Chondrolysis develops when the chondrocytes (cartilage cells) suddenly stop working. They are no longer able to make new cartilage cells to replace the old or to maintain the healthy state of the joint cartilage.
The main risk factor is the arthroscopic surgery itself. But many people have arthroscopic shoulder surgery without developing chondrolysis afterwards. There must be other factors at play here. In fact, the authors suggest there is likely a multifactorial etiology. Several or even many risk factors combined together result in postarthroscopic glenohumeral chondrolysis (PAGCL).

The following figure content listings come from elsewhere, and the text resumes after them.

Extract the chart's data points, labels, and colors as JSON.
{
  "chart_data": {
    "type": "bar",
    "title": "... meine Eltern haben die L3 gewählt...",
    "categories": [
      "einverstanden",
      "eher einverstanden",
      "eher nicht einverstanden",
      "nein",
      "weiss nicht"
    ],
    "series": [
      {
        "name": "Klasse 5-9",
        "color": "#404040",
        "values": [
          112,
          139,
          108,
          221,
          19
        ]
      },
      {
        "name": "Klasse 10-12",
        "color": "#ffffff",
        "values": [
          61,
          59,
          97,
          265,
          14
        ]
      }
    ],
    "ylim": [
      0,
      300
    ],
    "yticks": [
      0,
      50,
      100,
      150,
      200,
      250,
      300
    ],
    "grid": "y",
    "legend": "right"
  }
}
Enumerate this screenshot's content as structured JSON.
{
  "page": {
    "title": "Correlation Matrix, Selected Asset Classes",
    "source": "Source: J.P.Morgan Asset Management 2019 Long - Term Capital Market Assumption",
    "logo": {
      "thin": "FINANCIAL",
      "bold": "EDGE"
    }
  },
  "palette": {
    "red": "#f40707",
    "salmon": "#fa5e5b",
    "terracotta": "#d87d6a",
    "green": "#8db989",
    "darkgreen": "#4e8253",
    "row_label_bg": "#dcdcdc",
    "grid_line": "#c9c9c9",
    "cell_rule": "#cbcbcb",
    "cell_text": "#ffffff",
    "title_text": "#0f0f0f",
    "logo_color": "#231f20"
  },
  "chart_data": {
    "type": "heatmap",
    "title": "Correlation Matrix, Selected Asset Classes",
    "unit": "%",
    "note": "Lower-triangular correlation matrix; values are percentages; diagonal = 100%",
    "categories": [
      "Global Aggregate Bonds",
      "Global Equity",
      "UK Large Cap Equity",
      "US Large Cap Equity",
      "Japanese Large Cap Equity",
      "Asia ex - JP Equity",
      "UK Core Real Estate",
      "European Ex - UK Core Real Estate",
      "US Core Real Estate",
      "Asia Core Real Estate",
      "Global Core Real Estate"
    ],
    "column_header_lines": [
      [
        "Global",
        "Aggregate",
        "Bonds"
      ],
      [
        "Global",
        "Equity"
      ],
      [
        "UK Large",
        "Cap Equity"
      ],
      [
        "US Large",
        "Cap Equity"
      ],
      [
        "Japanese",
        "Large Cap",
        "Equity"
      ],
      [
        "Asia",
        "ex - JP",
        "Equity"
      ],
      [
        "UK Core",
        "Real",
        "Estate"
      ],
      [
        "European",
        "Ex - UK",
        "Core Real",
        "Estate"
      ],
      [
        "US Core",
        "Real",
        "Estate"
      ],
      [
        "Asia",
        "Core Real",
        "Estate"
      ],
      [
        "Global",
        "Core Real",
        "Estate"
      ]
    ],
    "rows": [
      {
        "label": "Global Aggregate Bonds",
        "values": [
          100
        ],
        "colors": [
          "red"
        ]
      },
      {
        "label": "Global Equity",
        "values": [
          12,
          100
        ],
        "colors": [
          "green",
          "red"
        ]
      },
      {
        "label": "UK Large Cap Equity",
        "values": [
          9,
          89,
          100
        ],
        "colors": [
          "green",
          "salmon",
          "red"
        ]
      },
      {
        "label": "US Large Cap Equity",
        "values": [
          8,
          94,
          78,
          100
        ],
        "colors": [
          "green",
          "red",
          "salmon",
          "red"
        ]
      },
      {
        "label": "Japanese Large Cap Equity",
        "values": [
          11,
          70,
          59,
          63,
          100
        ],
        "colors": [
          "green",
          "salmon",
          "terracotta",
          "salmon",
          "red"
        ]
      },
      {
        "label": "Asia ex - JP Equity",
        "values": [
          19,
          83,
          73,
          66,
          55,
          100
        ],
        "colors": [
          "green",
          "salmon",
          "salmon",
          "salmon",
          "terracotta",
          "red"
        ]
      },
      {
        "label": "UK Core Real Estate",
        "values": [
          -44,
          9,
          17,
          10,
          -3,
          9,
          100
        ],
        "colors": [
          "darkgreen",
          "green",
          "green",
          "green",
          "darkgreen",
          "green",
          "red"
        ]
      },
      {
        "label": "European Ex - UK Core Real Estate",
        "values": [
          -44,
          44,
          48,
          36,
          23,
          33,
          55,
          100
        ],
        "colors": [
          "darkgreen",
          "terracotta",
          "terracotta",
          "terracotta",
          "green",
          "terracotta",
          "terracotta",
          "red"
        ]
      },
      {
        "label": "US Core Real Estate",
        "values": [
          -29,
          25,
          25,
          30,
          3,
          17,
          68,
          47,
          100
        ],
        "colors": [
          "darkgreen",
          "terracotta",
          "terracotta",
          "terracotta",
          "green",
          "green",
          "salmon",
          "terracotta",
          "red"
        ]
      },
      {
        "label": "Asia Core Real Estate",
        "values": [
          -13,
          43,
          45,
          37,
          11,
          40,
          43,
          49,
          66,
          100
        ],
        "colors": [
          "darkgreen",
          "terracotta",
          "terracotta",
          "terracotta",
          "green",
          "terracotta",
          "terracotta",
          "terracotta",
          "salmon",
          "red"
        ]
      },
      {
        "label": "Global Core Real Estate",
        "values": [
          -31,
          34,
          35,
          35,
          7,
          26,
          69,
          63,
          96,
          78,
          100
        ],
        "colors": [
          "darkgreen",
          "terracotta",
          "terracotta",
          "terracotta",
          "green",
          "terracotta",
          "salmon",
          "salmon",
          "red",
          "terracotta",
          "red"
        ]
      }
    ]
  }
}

A review of studies with reported cases of PAGCL shows a list of potential risk factors. These etiologic factors include direct trauma to the joint during surgery, shoulder instability before surgery, the use of bioabsorbable sutures and other implants, heating the joint with radiofrequency to shrink the tissues, and the placement of sutures (anchors and knots) on the joint (articular) surface.
The authors explore the details of potential mechanical, thermal, and chemical causes. Mechanical causes include direct injury to the fragile cartilage when the arthroscopic probe or other surgical instruments come in contact with the cartilage surface.
As already mentioned, the use and placement of certain types of sutures may contribute to the development of chondrolysis. Loose or prominent sutures/knots rub against the cartilage causing severe wear and tearing. In some patients, the suture material may set off an immune response called a foreign body reaction. The body sets up a massive inflammatory response in an effort to get rid of the sutures or anchors.
Thermal causes (heating the joint) to stimulate a healing response may actually have the opposite effect of killing the chondrocytes. The use of pain pumps (chemical cause) placed inside the joint may help control postoperative pain but may also contribute to chondrolysis and PAGCL. Anyone with a combined set of risk factors (e.g., foreign-body reaction plus thermal or chemical factor) may be at increased risk for this type of rapid joint destruction.
With this information about potential risk factors and causes in mind, the authors make the following recommendations:
Surgeons must always be mindful that arthroscopic surgery can injure the joint surface. Care must be taken when inserting the arthroscopic probe or surgical instruments. Gouging and scuffing the joint surface must be avoided.
Bioknotless sutures are available and should be used, especially when the sutures must sit right on top of the joint surface.
There are also anchors designed to resist pulling out because even a slight pull-out creates suture prominence that can rub against the articular cartilage.
Do not use thermal devices such as radiofrequency energy.
Avoid bathing the joint with local anesthetics. Infusion of numbing agents to reduce pain can be placed in the subacromial space rather than directly inside the joint.
Once the various risk factors and potential causes have been identified, the next step is prevention. When the destructive process begins, there is no going back. And without effective treatment, prevention is absolutely essential.
Reference: Peter C. Yeh, MD, and F. Daniel Kharrazi, MD. Postarthroscopic Glenohumeral Chondrolysis. In Journal of the American Academy of Orthopaedic Surgeons. February 2012. Vol. 20. No. 2. Pp. 102-112.